Es gab drei Kategorien von Brandopfern. Sie verdeutlichen drei Aspekte des Todes unseres Herrn, als Er sich selbst Gott darbrachte. Das Opfer konnte vom Rindvieh ein Stier sein; vom Kleinvieh ein Lamm oder eine Ziege; oder vom Geflügel eine Taube.

Das Rind deutet auf die volle Kraft eines Dienstes hin, der sich bis zum Tod hingegeben hat. Das Lamm oder die Ziege vom Kleinvieh deutet nicht so sehr auf die Kraft, sondern auf die völlige Willigkeit hin, die unseren Herrn kennzeichnete, der „wie ein Lamm zur Schlachtung geführt wurde“ (Jes 53,7). Der Vogel dagegen spricht von dem himmlischen Charakter des Herrn, von dem „Sohn des Menschen, der im Himmel ist“ (Joh 3,13) und herabkam, um den Willen Gottes zu erfüllen, indem Er seinen Leib „ein für alle Mal“ hingab und sich selbst opferte (Heb 7,27).

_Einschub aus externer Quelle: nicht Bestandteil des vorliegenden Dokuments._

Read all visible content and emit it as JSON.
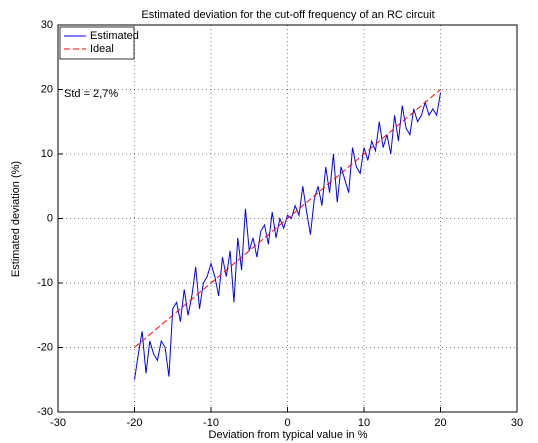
{
  "chart_data": {
    "type": "line",
    "title": "Estimated deviation for the cut-off frequency of an RC circuit",
    "xlabel": "Deviation from typical value in %",
    "ylabel": "Estimated deviation (%)",
    "annotation": "Std = 2,7%",
    "xlim": [
      -30,
      30
    ],
    "ylim": [
      -30,
      30
    ],
    "xticks": [
      -30,
      -20,
      -10,
      0,
      10,
      20,
      30
    ],
    "yticks": [
      -30,
      -20,
      -10,
      0,
      10,
      20,
      30
    ],
    "grid": true,
    "legend": "upper-left",
    "series": [
      {
        "name": "Estimated",
        "color": "#0000ff",
        "dash": "solid",
        "x": [
          -20,
          -19.5,
          -19,
          -18.5,
          -18,
          -17.5,
          -17,
          -16.5,
          -16,
          -15.5,
          -15,
          -14.5,
          -14,
          -13.5,
          -13,
          -12.5,
          -12,
          -11.5,
          -11,
          -10.5,
          -10,
          -9.5,
          -9,
          -8.5,
          -8,
          -7.5,
          -7,
          -6.5,
          -6,
          -5.5,
          -5,
          -4.5,
          -4,
          -3.5,
          -3,
          -2.5,
          -2,
          -1.5,
          -1,
          -0.5,
          0,
          0.5,
          1,
          1.5,
          2,
          2.5,
          3,
          3.5,
          4,
          4.5,
          5,
          5.5,
          6,
          6.5,
          7,
          7.5,
          8,
          8.5,
          9,
          9.5,
          10,
          10.5,
          11,
          11.5,
          12,
          12.5,
          13,
          13.5,
          14,
          14.5,
          15,
          15.5,
          16,
          16.5,
          17,
          17.5,
          18,
          18.5,
          19,
          19.5,
          20
        ],
        "values": [
          -25,
          -21,
          -17.5,
          -24,
          -19,
          -21,
          -22,
          -19,
          -20,
          -24.5,
          -14,
          -13,
          -16,
          -11,
          -15,
          -12,
          -7.5,
          -14,
          -10,
          -9,
          -7,
          -9,
          -12,
          -6,
          -9,
          -5,
          -13,
          -3,
          -8,
          1.5,
          -5,
          -3,
          -6,
          -2,
          -1,
          -4,
          1,
          -3,
          0,
          -1.5,
          0.5,
          0,
          2,
          0.5,
          5,
          1,
          -2.5,
          3,
          5,
          2,
          8,
          4,
          10,
          2.5,
          8,
          6,
          4,
          11,
          8,
          7,
          11,
          9,
          12,
          10.5,
          15,
          11,
          13,
          10,
          16,
          12,
          17.5,
          14,
          13,
          17,
          15,
          16,
          18,
          16,
          17,
          16,
          19.5
        ]
      },
      {
        "name": "Ideal",
        "color": "#ff0000",
        "dash": "dashed",
        "x": [
          -20,
          20
        ],
        "values": [
          -20,
          20
        ]
      }
    ]
  }
}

Dieser letzte Aspekt des Opfers unseres Herrn ist zwar in gewissem Sinne höher als die beiden anderen, kann aber gerade deshalb nicht so vollständig zerlegt werden wie die beiden anderen Arten des Brandopfers. Bestimmte Details waren sowohl dem Opfer vom Rindvieh als auch dem Opfer vom Kleinvieh gemeinsam. Beide fanden zweifelsohne ihre Erfüllung in Christus. Das Opfertier sollte jeweils ein männliches Tier sein, was auf Führung, Verantwortung und Stärke hindeutet. Es sollte ein einjähriges Tier sein, in der ganzen Kraft eines Lebens, in dem es keine Anzeichen von Altersschwäche oder Mühsal gab. Es sollte „ohne Fehl“ sein (3Mo 1,3.10), denn das, was ein Sinnbild für den Sohn Gottes ist, muss seine absolute und Ihm innewohnende Heiligkeit hervorheben.

Der Opfernde legte seine Hand auf den Kopf des Opfers und machte sich auf diese Weise eins mit ihm, und von nun an war alles, was das Opfer durchmachte, stellvertretend für den Opfernden. Der Glaube ist natürlich die Einsmachung des Sünders mit Christus, der fortan den Platz des Opfernden einnimmt, sowohl in den Leiden, die Christus durchmacht, als auch in dem unendlich lieblichen Geruch seines Opfers vor Gott.

Dann wurde das Tier geschlachtet, denn der Tod musste eintreten. Auch wenn Christus sich Gott völlig hingab und sein Gehorsam gegenüber Gott vollkommen war – das konnte die schreckliche Tatsache  nicht aufheben, dass die Sünde eine unüberwindliche Kluft geschaffen hatte. Und diese Kluft konnte nur überbrückt werden, indem Christus die gleiche Strafe trug, die der Sünder verdiente.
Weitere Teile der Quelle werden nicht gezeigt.